SEDENTARISATION

APour les Roms de l'Épi de Soil, un début de sédentarisation qui vole en éclats

vendredi 06.02.2009, 04:50 - La Voix du Nord

 Dilbert Selimovic entouré de ses enfants, dans sa pièce à vivre, faite main. PHOTO FRÉDÉRIC DOUCHET
Dilbert Selimovic entouré de ses enfants, dans sa pièce à vivre, faite main.

À la lisière de Lille-Sud et de Loos, un bidonville s'est formé sur un terrain de l'Épi de Soil. Depuis quelques mois, les Roms qui y vivent ont construit des baraquements avec des matériaux de récupération pour mieux supporter le froid hivernal. Mais un vent d'expulsion menace.

Épi de Soil. D'un côté de la route, un champ fraîchement labouré. De l'autre, un terrain vague où s'amoncellent des ordures. Entre les terrils de détritus, des caravanes dans un état douteux. Et depuis quelques mois, des baraques de fortune construites en matériaux de récupération.

La famille Selimovic - Dilbert, 53 ans, son épouse et ses six enfants - vit dans l'une d'elles. Avec beaucoup d'huile de coude, d'imagination et de patience, ils se sont bâtis une pièce à vivre en annexe de leur caravane. Revêtement de sol bleu pâle, meubles de cuisine, canapé, table de jardin et quelques chaises. Des planches de bois assemblées à la main et quelques fenêtres forment leur habitat. Le tout glané ça et là, la veille du passage des encombrants. Dans un français approximatif mais compréhensible, Dilbert explique : « J'ai acheté 5 kg de clous et un marteau et j'ai tout construit. » Attablé au milieu de sa pièce à vivre, le patriarche est fier d'avoir pu donner un toit un peu plus spacieux aux siens.

Près du canapé, un poêle à bois. Fait maison lui aussi. « J'ai pris un baril, j'ai coupé et j'ai soudé des plaques de fer. J'ai juste acheté le tuyau pour l'évacuation. » Un peu dangereux, surtout pour les enfants, « mais y'a jamais eu de blessés ». Tatiana alimente régulièrement le foyer et rempli la gamelle d'eau qui chauffe dessus en permanence.
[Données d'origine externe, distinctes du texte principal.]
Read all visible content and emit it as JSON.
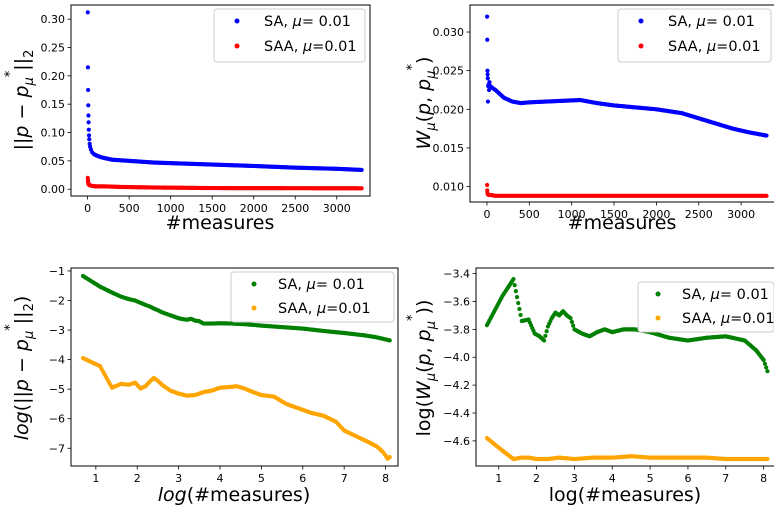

Ce matin, ou peut-être demain, tout ça va voler en éclats. « La police est passée y'a une semaine. Ils ont dit qu'on allait devoir partir. Sûrement le 6 février. » Les Selimovic n'auront que le temps de prendre le minimum et regarder les bulldozers détruire tout en quelques minutes. « On a demandé un délai jusqu'à mars. Jusqu'au retour des beaux jours. » En vain.

La société Soreli a racheté le terrain voici deux mois et a fait tout de suite la demande d'expulsion. La directrice, Fabienne Duwez, explique : « Avant, le terrain était occupé par une casse automobile sauvage. Je ne peux pas prendre la responsabilité de laisser des gens vivre sur un terrain pollué. » Elle assure travailler en coordination avec les services de la communauté urbaine pour qu'ils leur trouvent un terrain d'accueil. Mais mercredi, Dilbert ne savait toujours pas où il allait bien pouvoir aller.

Vers 15 h, ce jour-là, deux voitures de police banalisées déboulent dans le camp. Les visages blêmissent. Les enfants se précipitent à la fenêtre. Le patriarche sort. Fausse alerte. « Ils cherchent quelqu'un. » Mais tout le monde confesse : « On a peur que la police débarque pour nous dire de partir. » Dilbert rêve de sédentarisation. « Si on me dit aujourd'hui que je peux m'installer sur un terrain et y rester, je pars tout de suite. » Depuis six ans qu'il est en France, il fait les démarches auprès de la préfecture pour obtenir un titre de séjour avec autorisation de travail. « Pour pouvoir chercher un emploi, avoir un logement et mettre les enfants à l'école. » Toujours pas de réponse positive.